The SAMPLE STANDARD DEVIATION (s) is a measure of the dispersion or spread of the values in a sample around the sample mean. It quantifies the amount of variation or dispersion of a set of values. It is calculated in a similar manner to population standard deviation (σ), but with one notable difference: instead of dividing by the total number of observations (N), we divide by n-1. Dividing by n-1 produces a larger value (more variation) than dividing by N alone. The reason why we would find this appealing when working with sample data is simple and straight-forward: whenever we use a sample instead of the entire population, there is the possibility of random error being introduced to our statistical analysis; calculating the standard deviation with n-1 errs on the side of caution by assuming larger variation.

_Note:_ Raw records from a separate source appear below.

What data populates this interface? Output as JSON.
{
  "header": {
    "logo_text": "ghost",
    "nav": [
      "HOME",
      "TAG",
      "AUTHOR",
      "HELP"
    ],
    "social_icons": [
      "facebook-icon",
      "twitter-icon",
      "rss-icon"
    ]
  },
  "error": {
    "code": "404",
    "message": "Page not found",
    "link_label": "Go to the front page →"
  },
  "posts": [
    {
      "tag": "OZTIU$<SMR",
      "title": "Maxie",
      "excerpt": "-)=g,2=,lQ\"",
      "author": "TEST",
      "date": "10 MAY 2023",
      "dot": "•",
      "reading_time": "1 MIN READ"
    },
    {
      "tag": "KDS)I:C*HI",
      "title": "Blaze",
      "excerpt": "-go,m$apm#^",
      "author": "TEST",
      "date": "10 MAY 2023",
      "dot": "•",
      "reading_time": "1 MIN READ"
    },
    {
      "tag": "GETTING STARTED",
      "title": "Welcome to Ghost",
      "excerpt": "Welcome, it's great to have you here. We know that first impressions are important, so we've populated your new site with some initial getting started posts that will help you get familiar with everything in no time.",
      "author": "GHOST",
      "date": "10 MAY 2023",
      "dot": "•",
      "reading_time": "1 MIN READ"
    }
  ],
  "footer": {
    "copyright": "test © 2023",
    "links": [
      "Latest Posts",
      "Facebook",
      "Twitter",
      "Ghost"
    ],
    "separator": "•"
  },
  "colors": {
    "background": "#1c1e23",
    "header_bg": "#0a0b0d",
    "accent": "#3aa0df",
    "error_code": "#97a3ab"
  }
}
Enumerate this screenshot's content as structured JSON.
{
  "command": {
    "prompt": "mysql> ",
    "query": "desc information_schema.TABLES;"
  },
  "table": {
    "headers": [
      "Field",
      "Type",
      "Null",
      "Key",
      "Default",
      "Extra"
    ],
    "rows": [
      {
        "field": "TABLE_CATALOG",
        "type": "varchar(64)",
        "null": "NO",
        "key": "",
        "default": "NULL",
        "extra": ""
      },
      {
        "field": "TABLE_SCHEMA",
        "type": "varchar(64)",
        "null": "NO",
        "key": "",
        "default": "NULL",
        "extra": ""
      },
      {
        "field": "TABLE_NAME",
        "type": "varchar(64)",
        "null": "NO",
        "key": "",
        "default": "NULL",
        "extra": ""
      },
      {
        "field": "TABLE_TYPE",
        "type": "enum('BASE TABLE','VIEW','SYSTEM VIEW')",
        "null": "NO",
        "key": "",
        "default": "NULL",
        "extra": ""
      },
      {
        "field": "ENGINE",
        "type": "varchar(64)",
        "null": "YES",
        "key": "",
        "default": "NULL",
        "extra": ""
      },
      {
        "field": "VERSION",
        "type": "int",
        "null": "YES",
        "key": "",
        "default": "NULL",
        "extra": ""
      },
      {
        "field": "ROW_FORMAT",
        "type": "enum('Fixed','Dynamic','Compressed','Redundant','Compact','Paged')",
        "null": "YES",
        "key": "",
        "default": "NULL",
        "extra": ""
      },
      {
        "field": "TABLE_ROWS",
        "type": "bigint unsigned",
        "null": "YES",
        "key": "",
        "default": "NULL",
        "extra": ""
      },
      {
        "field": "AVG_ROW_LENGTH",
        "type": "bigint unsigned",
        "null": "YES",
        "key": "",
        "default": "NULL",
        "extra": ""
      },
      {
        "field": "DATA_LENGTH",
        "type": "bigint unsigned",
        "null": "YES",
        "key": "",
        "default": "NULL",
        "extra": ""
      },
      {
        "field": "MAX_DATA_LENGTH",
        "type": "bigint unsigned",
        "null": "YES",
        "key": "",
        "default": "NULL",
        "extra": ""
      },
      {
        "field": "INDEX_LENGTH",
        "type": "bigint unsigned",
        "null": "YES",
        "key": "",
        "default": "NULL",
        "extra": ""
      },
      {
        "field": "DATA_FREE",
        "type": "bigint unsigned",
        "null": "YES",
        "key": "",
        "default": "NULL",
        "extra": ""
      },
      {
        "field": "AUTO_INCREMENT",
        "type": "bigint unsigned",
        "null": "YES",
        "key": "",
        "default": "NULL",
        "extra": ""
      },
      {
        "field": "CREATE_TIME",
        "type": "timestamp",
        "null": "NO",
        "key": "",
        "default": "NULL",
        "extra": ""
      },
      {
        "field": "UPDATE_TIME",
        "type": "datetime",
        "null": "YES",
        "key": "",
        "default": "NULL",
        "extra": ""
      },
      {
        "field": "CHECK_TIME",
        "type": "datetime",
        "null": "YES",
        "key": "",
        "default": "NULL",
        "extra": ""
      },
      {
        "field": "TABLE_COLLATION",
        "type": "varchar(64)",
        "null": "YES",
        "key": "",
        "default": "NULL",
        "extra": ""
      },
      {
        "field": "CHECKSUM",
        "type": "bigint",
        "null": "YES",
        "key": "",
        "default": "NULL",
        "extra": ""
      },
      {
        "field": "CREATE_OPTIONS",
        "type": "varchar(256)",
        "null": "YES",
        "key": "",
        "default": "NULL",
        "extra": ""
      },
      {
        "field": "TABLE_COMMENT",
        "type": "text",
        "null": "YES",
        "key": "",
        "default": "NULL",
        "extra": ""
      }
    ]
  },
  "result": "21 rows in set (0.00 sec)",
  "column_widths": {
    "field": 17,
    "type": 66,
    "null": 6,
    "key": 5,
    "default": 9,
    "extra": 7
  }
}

The STANDARD ERROR OF THE MEAN (s.e.) is a measure of how much the sample mean (X̄) is expected to vary from the true population mean (μ) — in other words, it tells us how precise the sample mean is as an estimate of the population mean. The standard error of the mean is calculated by dividing the sample standard deviation by the square root of the number of observations. The standard error of the mean decreases as the sample size increases. Mathematically, the standard error of the mean is inversely related to the square root of the sample size (n). As the standard error of the mean decreases, the margin of error and confidence intervals narrow, and the sample mean becomes a more precise and reliable estimate of the population mean. This is tied to the central limit theorem:
Larger samples tend to provide a better representation of the population
→ The more representative a sample is, the more normally distributed the sample data is
→ As the sample mean approaches a normal distribution, we can make more accurate and robust inferences
Beware of Outliers!
Whether outliers (i.e., extreme values) are likely to skew results in a normal distribution is based in large part on sample size. In small samples, outliers can disproportionately affect the sample mean, the sample standard deviation, and, as a result, the standard error of the mean. This, in turn, can lead us to make generalizations about the population parameters based on inaccurate information. Thus, it is important to identify, investigate, and decide how to handle outliers (i.e., include, exclude, adjust/transform, or consider separately) based on their potential impact and the context of the study.